I am pretty sure I will be having a set of the new Velocity Dually rims which will be laced to standard mtb hubs. Yeah......I know, pretty much the same deal, (in terms of rim width), as the Rabbit Holes, but not quite and that may be a good thing! With clearances limited on most of my standard frames, I may not be able to use them anyway, but we'll see. It is said that narrower, lighter tires are actually a great set up on these wider rims. Tires like the Honey Badgers, perhaps? We'll see. The Duallys are 10mm wider than the Gordos are, so it still may not work. I may not even bother, since the Gordo and Honey Badger tires are about as good as anything I've tried together.

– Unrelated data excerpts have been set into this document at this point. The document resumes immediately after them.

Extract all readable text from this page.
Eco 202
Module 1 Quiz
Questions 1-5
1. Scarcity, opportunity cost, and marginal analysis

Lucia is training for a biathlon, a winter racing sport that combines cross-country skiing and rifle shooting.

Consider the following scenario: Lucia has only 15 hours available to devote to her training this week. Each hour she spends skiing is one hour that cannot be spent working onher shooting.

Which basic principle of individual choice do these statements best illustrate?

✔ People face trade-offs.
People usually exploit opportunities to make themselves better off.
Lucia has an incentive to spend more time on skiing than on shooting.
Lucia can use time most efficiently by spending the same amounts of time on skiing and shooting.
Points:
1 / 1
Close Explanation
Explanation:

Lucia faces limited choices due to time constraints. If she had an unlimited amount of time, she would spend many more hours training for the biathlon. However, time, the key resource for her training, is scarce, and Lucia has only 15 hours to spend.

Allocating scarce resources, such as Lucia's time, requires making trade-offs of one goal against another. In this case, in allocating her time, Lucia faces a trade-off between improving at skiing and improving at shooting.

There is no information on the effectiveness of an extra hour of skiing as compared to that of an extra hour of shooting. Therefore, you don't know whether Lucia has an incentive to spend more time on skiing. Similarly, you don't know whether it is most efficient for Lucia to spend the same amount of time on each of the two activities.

Well, anyway, the ride was most excellent and I went all the way down the trails that I could go. There is a place where you cross over to private land down there, and it isn't well marked, and probably not marked at all. I haven't ever seen a demarcation, but it might exist. I only know I am on private farm land when I see the field!

I didn't go that far, but I did every public route that travels mostly North-South all the way through the Green Belt and did a partial loop around the lake as well. I noticed the clouds were rather frothy and moving along at a great speed when I stopped at the lake to look. It was odd, but beautiful.

About this time I was getting tired, and I wanted to head on home, get cleaned up, and grab a bite to eat. I thought I was being a bit soft, but when I arrived at home, I noted I had been out at least 2.5 hours and in the Green Belt, you pedal about 90% of the distance traveled since there really are no hills at all. No wonder I was hungry!

While the Fall colors eluded me this time, I still had a great day out on the bike, saw an owl, and realized I had a great set up on the Blackbuck and may not ever need a 29+ rig for my local rides, despite the sandy traps out there.